The Book is dull, scholarly and thorough.
It paints a richly detailed picture (or, perhaps, collection of jigsaw pieces) of the emergence of the European University in the high middle ages, describing how they emerged from the fog and assumed their more modern form. Chapters by different authors provide a fairly high level of detail about what is known on the subject. Sometimes it's too much detail, and because of that, and the multi author nature of the book, no grand narrative emerges to keep the pages turning. In fairness to the authors, it probably wasn't intended to be a page turner. I'd been hoping to get an idea of why Universities spread and survived so well in the period, but that picture isn't drawn, although there are clues. I'll have read the other three volumes in time, but I'm not looking forward to it.
Interestingly, the book views the University as a distinctly European institution, and dismisses any precursors from outside out of hand. I'm not an expert on medieval history, but that seems rash and Eurocentric, given that as European institutions were coming out of the murk, some fairly sophisticated institutions of higher learning existing on the other side of the Mediterranean in the Islamic world. Strangely, the very old institution in Constantinople, unarguably in Europe, and a University in all but name, is not mentioned at all. It seems improbable that European developments were not informed by those places. I suspect that the operating definition of a University was very much framed by form rather than function, which excluded other matters of importance.
To be fair, the book notes that little is really known about the ecosystem in which the universities fitted into. What came before? How did they relate to the cathedral schools? Before attending, what kind of education did students have? There is a survivor bias here, Universities survived and kept their records, and bred scholars interested in researching their origins. Other institutions did not survive, and left little trace.
Other issues, significant factors, like the Medieval Warm Period and population increase, which drove European society forward to the point where the Universities could grow, get scarcely a mention. The High medieval period was an exciting time, you could call it 'Europe's false start' - cut short by the Great Famine and Black Death in the 14th century, but the book doesn't really give a good sense of the historical context. It's very much a fact basket book.
Nevertheless, the book is full of fascinating titbits and snippets, which illustrate how little has changed. For example, the tendency of lecturers to simply read through a body of notes and have students write them down, it seems, came from a time before printing when getting a book copies was an expensive proposition.

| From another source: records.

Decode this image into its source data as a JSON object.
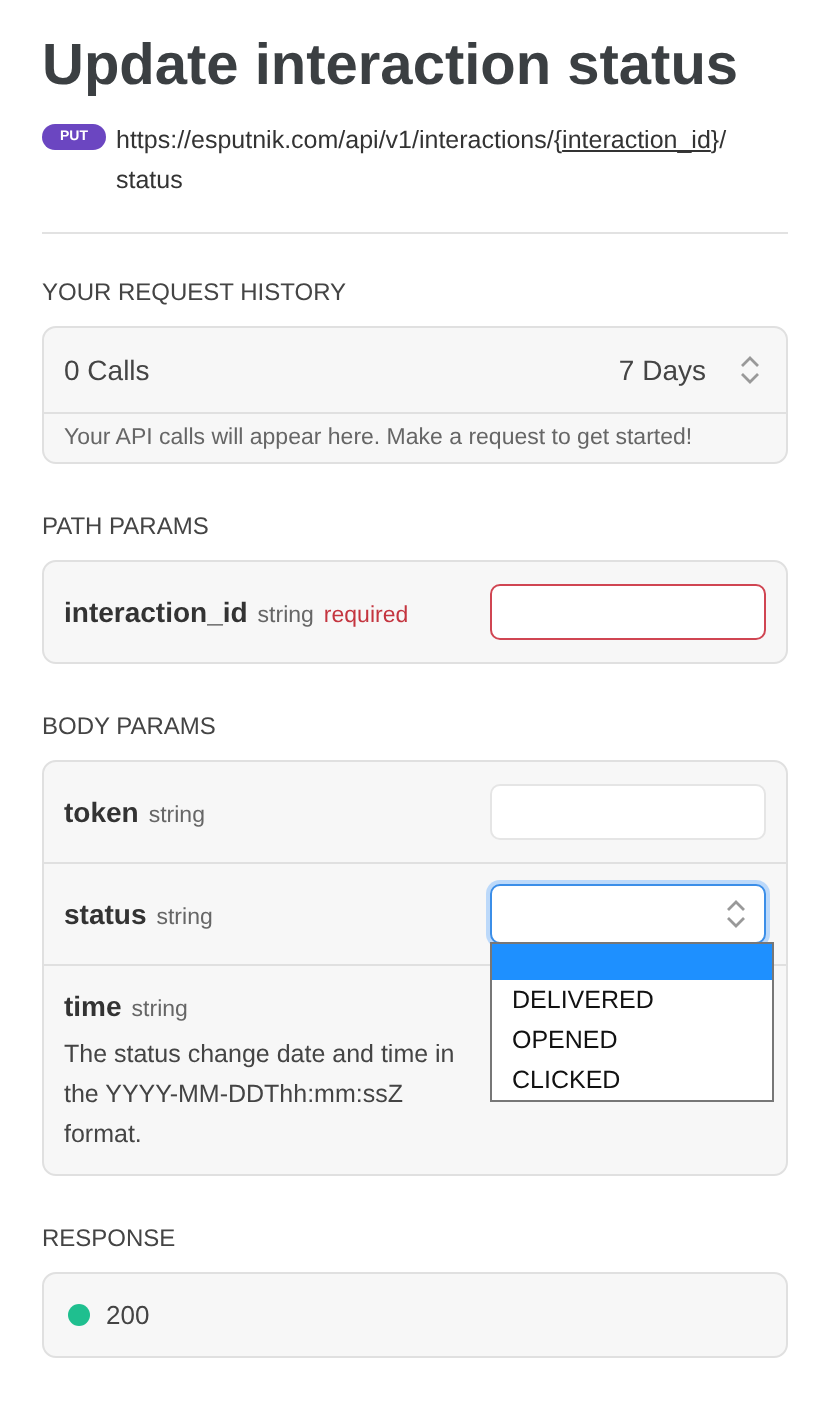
{
  "title": "Update interaction status",
  "endpoint": {
    "method": "PUT",
    "url_parts": [
      "https://esputnik.com/api/v1/interactions/{",
      "interaction_id",
      "}/",
      "status"
    ]
  },
  "history": {
    "heading": "YOUR REQUEST HISTORY",
    "calls": "0 Calls",
    "period": "7 Days",
    "note": "Your API calls will appear here. Make a request to get started!"
  },
  "path_params": {
    "heading": "PATH PARAMS",
    "params": [
      {
        "name": "interaction_id",
        "type": "string",
        "required_label": "required",
        "kind": "text",
        "invalid": true
      }
    ]
  },
  "body_params": {
    "heading": "BODY PARAMS",
    "params": [
      {
        "name": "token",
        "type": "string",
        "kind": "text",
        "invalid": false
      },
      {
        "name": "status",
        "type": "string",
        "kind": "select",
        "focused": true,
        "dropdown": {
          "blank_option_highlighted": true,
          "options": [
            {
              "label": "DELIVERED",
              "selected": false
            },
            {
              "label": "OPENED",
              "selected": false
            },
            {
              "label": "CLICKED",
              "selected": false
            }
          ]
        }
      },
      {
        "name": "time",
        "type": "string",
        "kind": "described",
        "description": "The status change date and time in the YYYY-MM-DDThh:mm:ssZ format."
      }
    ]
  },
  "response": {
    "heading": "RESPONSE",
    "code": "200",
    "color": "#1fbf8f"
  }
}
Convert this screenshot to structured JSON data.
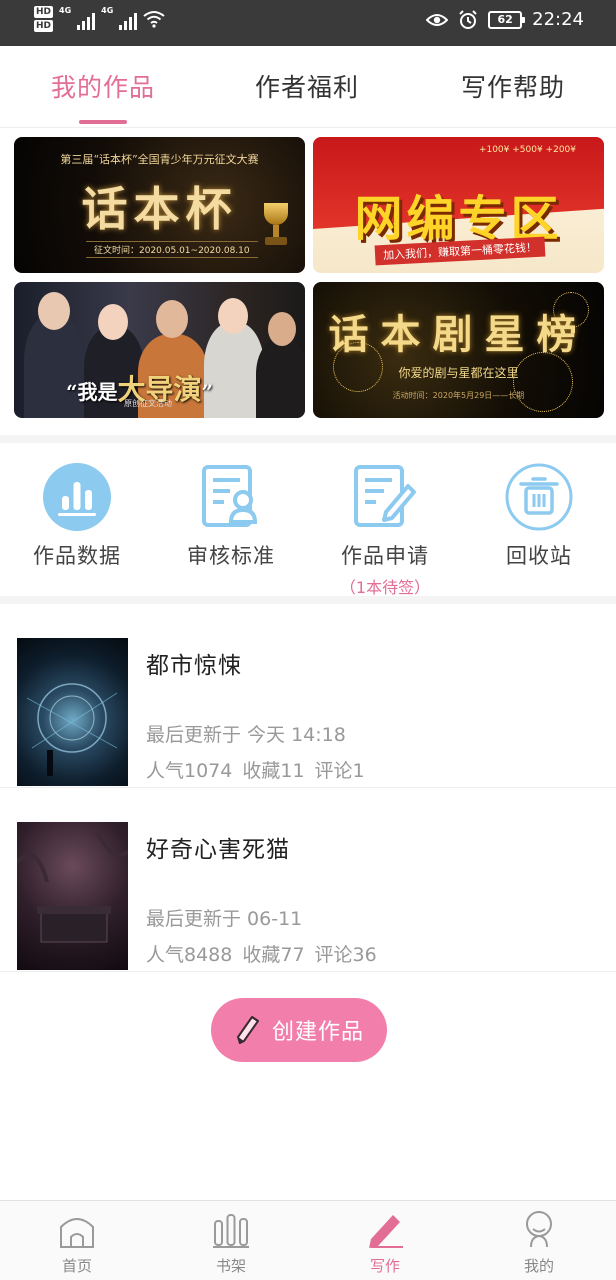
{
  "status_bar": {
    "hd_1": "HD",
    "hd_2": "HD",
    "network_1": "4G",
    "network_2": "4G",
    "battery": "62",
    "time": "22:24"
  },
  "tabs": [
    {
      "label": "我的作品",
      "active": true
    },
    {
      "label": "作者福利",
      "active": false
    },
    {
      "label": "写作帮助",
      "active": false
    }
  ],
  "banners": {
    "b1": {
      "top": "第三届“话本杯”全国青少年万元征文大赛",
      "title": "话本杯",
      "date": "征文时间：2020.05.01~2020.08.10"
    },
    "b2": {
      "coins": "+100¥  +500¥  +200¥",
      "title": "网编专区",
      "sub": "加入我们，赚取第一桶零花钱！"
    },
    "b3": {
      "slogan_pre": "“我是",
      "slogan_main": "大导演",
      "slogan_post": "”",
      "sub": "原创征文活动"
    },
    "b4": {
      "title": "话本剧星榜",
      "sub": "你爱的剧与星都在这里",
      "date": "活动时间：2020年5月29日——长期"
    }
  },
  "actions": [
    {
      "label": "作品数据",
      "icon": "bar-chart-icon"
    },
    {
      "label": "审核标准",
      "icon": "review-standard-icon"
    },
    {
      "label": "作品申请",
      "icon": "edit-document-icon",
      "sub": "（1本待签）"
    },
    {
      "label": "回收站",
      "icon": "trash-icon"
    }
  ],
  "works": [
    {
      "title": "都市惊悚",
      "updated": "最后更新于 今天 14:18",
      "popularity": "人气1074",
      "favorites": "收藏11",
      "comments": "评论1"
    },
    {
      "title": "好奇心害死猫",
      "updated": "最后更新于 06-11",
      "popularity": "人气8488",
      "favorites": "收藏77",
      "comments": "评论36"
    }
  ],
  "create_button": {
    "label": "创建作品"
  },
  "bottom_nav": [
    {
      "label": "首页",
      "icon": "home-icon"
    },
    {
      "label": "书架",
      "icon": "bookshelf-icon"
    },
    {
      "label": "写作",
      "icon": "pen-icon",
      "active": true
    },
    {
      "label": "我的",
      "icon": "profile-icon"
    }
  ],
  "colors": {
    "accent": "#e36e95",
    "create_button": "#f27fab",
    "icon_blue": "#8ccaf0",
    "status_bar": "#3a3a3a"
  }
}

Thus, students preferred lecturers to read the text so they could write it down.
Other insights show how little has changed in 800 Years:
- On Meetings: "Little is learnt and the time needed for study is wasted in meetings and discussions" Phillippus de Grevia, on the new Universities, c1220AD.
- On Student/Landlord disputes: Some of the earliest church documents pertaining to Universities relate to bishops laying down the law to limit sharp practices by landlords gouging students.
- On Fees: "Science is a gift from God, and cannot be sold" argued the medieval church. Teachers disagreed. The fees/no fees debate clearly goes back a long way.
Overall, a detailed and thorough work, full of tantalising snippets of information, but weak on context and big picture. Worth reading if you are interested and your local library has it, but I wouldn't have rushed out to buy it, or keenly read it if my interest was only casual.